The awards are given to those whose “accomplishments have made a deep and lasting impact on the humanities and social sciences and helped shaped the understanding of our world”.
Professor Morris, from the Department of Sociology, is a joint winner of the award for her book The Moral Economy of Welfare and Migration: Reconfiguring Rights in Austerity Britain.
The judging panel said her book “makes a major contribution to understanding recent policy developments and provides both a lasting conceptual framework for policy analysis and a political-economic basis on which to contest the neo-liberal paradigm”.
Professor Morris, a Fellow of the British Academy, said:
“I am honoured to be the joint recipient of the 2023 Peter Townsend Prize, and grateful for this recognition of my critical commentary on measures that have caused – and continue to cause – misery and distress for so many.
“My book addresses many of the concerns that were central to Peter Townsend’s work, detailing the design flaws of ‘austerity’ policies and their ‘cross-over’ effects on welfare claimants and incoming migrants and asylum seekers. These include increasing conditionality for all groups, destitution by design as a mode of control, and recurrent patterns of discrimination that particularly affect lone parents, children, ethnic minority groups, and the disabled. Crucially, it also shows how these effects are not accidental by-products of policy objectives but are control devices knowingly built into the measures at issue.
“I am pleased to acknowledge the support of my own institution where Peter Townsend was the founding Professor of Sociology, and of the Leverhulme Trust, whose award of a Major Research Fellowship freed me to complete the project.”

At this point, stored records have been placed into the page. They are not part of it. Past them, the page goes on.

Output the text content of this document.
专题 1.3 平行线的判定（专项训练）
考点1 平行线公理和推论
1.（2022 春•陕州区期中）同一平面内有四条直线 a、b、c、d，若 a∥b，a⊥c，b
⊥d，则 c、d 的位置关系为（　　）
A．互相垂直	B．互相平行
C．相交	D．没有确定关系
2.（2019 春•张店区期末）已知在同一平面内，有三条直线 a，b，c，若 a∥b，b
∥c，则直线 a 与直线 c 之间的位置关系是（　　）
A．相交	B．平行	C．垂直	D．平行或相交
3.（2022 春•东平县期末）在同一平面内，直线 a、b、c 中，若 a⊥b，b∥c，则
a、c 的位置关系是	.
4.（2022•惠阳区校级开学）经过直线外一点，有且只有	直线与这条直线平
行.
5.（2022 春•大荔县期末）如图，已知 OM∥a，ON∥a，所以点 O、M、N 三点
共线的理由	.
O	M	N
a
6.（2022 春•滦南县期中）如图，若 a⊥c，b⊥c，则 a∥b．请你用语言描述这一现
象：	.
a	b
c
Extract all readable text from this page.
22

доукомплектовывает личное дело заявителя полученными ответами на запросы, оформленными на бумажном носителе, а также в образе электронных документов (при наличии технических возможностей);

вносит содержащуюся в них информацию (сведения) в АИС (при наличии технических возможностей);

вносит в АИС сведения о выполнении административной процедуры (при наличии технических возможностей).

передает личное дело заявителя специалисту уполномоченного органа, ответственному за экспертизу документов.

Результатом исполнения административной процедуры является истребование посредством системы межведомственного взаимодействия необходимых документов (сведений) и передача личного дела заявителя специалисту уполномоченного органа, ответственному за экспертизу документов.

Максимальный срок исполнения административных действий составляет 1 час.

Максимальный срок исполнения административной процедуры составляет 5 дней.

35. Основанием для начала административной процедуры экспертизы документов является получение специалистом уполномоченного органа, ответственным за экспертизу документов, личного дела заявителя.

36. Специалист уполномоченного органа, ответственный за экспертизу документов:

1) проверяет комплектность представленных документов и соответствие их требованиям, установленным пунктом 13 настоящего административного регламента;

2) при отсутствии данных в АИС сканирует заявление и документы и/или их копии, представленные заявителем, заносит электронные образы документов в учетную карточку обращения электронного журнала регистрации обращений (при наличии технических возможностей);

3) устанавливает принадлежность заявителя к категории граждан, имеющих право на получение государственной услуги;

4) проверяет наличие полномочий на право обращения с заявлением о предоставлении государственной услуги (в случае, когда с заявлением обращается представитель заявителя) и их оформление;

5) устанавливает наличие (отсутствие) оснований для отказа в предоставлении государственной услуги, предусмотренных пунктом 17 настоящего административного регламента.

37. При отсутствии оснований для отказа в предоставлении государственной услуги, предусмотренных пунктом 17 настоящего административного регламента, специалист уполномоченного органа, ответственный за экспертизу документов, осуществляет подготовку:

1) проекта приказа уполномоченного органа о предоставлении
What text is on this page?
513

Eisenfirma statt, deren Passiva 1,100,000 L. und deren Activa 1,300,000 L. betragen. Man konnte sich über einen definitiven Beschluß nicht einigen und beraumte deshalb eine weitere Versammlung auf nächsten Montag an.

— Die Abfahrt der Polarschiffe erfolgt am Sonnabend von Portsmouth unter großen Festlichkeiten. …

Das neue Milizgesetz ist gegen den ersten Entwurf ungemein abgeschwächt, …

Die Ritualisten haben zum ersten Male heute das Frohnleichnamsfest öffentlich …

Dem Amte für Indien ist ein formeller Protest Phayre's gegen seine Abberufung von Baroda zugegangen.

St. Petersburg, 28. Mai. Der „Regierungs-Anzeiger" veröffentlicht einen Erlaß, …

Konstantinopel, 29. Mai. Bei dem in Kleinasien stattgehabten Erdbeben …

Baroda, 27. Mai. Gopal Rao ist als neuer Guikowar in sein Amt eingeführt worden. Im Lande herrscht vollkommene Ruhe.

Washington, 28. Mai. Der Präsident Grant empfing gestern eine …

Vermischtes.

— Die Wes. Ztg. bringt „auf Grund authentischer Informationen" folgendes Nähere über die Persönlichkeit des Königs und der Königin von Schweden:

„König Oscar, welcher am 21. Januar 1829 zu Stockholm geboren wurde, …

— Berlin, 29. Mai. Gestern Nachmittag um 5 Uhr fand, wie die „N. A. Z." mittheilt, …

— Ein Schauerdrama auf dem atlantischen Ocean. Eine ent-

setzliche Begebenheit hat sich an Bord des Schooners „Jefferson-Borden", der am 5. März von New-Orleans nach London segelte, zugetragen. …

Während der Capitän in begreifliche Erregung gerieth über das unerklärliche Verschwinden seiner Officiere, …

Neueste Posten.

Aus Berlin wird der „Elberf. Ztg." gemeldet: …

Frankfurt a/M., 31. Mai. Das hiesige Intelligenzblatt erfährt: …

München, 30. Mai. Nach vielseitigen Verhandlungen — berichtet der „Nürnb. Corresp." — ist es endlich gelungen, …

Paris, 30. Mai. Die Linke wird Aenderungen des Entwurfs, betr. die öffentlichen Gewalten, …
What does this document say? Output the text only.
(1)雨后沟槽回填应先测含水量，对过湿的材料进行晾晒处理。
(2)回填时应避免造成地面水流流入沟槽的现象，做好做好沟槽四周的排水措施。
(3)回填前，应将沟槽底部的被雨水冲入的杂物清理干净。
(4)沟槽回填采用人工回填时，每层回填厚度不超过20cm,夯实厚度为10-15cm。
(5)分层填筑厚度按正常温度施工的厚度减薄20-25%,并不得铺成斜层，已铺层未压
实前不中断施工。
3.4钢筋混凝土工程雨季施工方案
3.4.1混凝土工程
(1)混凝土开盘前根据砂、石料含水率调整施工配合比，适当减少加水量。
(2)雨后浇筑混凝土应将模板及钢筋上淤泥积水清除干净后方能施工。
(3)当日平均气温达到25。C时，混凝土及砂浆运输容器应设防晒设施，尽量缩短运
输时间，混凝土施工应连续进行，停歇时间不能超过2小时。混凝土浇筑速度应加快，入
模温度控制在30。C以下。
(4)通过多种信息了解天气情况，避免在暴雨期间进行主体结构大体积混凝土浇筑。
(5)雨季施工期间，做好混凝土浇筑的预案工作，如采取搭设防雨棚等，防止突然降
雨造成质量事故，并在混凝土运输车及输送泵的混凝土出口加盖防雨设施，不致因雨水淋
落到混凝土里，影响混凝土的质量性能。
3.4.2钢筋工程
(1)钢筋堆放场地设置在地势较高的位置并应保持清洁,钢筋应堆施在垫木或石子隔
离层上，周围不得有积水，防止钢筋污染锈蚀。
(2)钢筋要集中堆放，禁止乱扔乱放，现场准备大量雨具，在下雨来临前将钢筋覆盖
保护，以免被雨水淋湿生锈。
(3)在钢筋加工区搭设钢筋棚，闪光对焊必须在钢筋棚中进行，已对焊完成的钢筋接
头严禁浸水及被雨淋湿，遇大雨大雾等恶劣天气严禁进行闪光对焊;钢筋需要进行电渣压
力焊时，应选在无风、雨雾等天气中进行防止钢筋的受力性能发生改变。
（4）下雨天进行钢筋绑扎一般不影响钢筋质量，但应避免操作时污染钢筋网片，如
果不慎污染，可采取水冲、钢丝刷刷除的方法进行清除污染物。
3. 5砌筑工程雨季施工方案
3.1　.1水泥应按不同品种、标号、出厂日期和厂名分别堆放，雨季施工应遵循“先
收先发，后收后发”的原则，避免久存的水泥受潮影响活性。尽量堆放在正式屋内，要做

The prize was established to honour the memory of Professor Townsend following his death in 2009. He was a distinguished global figure in contemporary social policy and sociology. As an international researcher, he made an immeasurable contribution to analysis and policymaking in the areas of poverty and inequality, health inequalities, disability, and older people. He was a Fellow of the British Academy.
President of the British Academy, Professor Julia Black, said: “Though the Academy is a UK national body, we champion excellence in the humanities and social sciences wherever it is found.
“These prizes are testament to the global impact and relevance of our disciplines as well as the winners’ immense contributions to their respective academic fields and to advancing public understanding of the SHAPE disciplines.”
The 2023 Peter Townsend Prize is jointly awarded to Professor Morris and to Professor Fiona Williams FBA, Emeritus Professor of Social Policy at the University of Leeds. They will receive their award at a ceremony hosted by the British Academy on Wednesday 11 October.